Prerequisite: 303, Senior American studies major, or permission of the instructor.
AMST 101 American Childhood
Cross-listed with WGSS 202-01.
Drawing from history, literature and art, this course will explore the changing meanings of childhood in the United States, from the 19th century through the present. We will pay particular attention to the ways that concepts of the "child" and "childhood innocence" change dramatically dependent upon time period, gender, race, and class.
WGSS 202 American Childhood
Cross-listed with AMST 101-01.
Drawing from history, literature and art, this course will explore the changing meanings of childhood in the United States, from the 19th century through the present. We will pay particular attention to the ways that concepts of the "child" and "childhood innocence" change dramatically dependent upon time period, gender, race, and class.
AMST 303 Memory and Memorization
Who gets to tell stories about the past? Why does it matter? How do institutions-from national parks to museums to libraries, archives, and publishers-shape how we remember and what we remember? Drawing from compelling case studies (such as the erection and dismantling of Civil War monuments; the Congressional sculpture of three suffragists, known disparagingly as "the women in the bathtub"; the contemporary removal of signage connected to enslavement and LGBTQ histories); site visits (such as to the Army Heritage Trail at the Army Heritage and Educational Center); and theoretical and conceptual discussions about memory, the active processes of remembering and forgetting, struggles over meaning, and the significance of memory to the present and the future.

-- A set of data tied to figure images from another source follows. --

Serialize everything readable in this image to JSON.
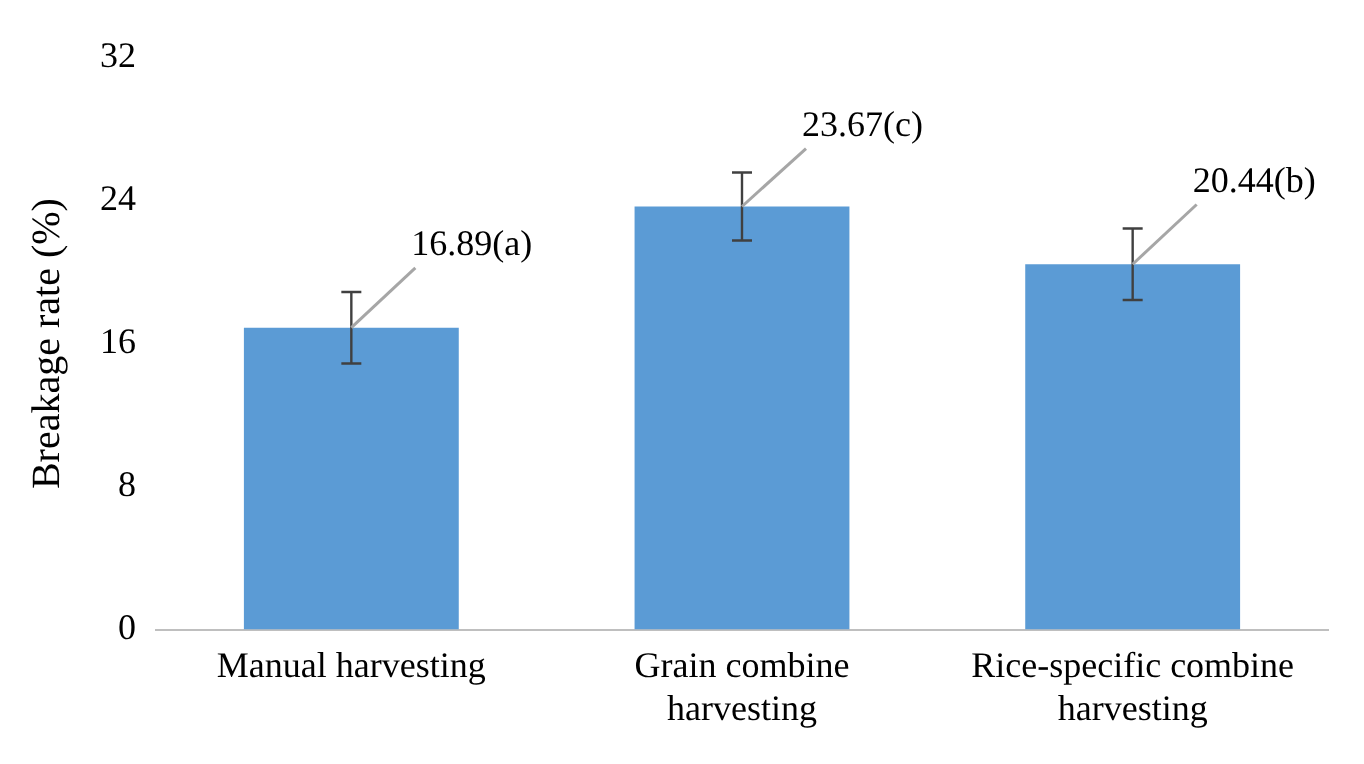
{
  "chart_data": {
    "type": "bar",
    "ylabel": "Breakage rate (%)",
    "categories": [
      "Manual harvesting",
      "Grain combine harvesting",
      "Rice-specific combine harvesting"
    ],
    "values": [
      16.89,
      23.67,
      20.44
    ],
    "value_labels": [
      "16.89(a)",
      "23.67(c)",
      "20.44(b)"
    ],
    "errors": [
      2,
      1.9,
      2
    ],
    "color": "#5b9bd5",
    "ylim": [
      0,
      32
    ],
    "yticks": [
      0,
      8,
      16,
      24,
      32
    ],
    "grid": false,
    "legend": false
  }
}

We will read deeply, encountering scholars such as Tiya Miles, Saidiya Hartman, Michel-Rolph Trouillot, Stuart Hall, and Raymond Williams. This seminar course develops majors' knowledge of various theoretical approaches and research methods informing American Studies. The course will develop research skills and require a significant writing project, bridging the 200-level core courses (201 and 202) and the senior seminar sequence (401 and 402). This also serves as a Writing Intensive course in the major.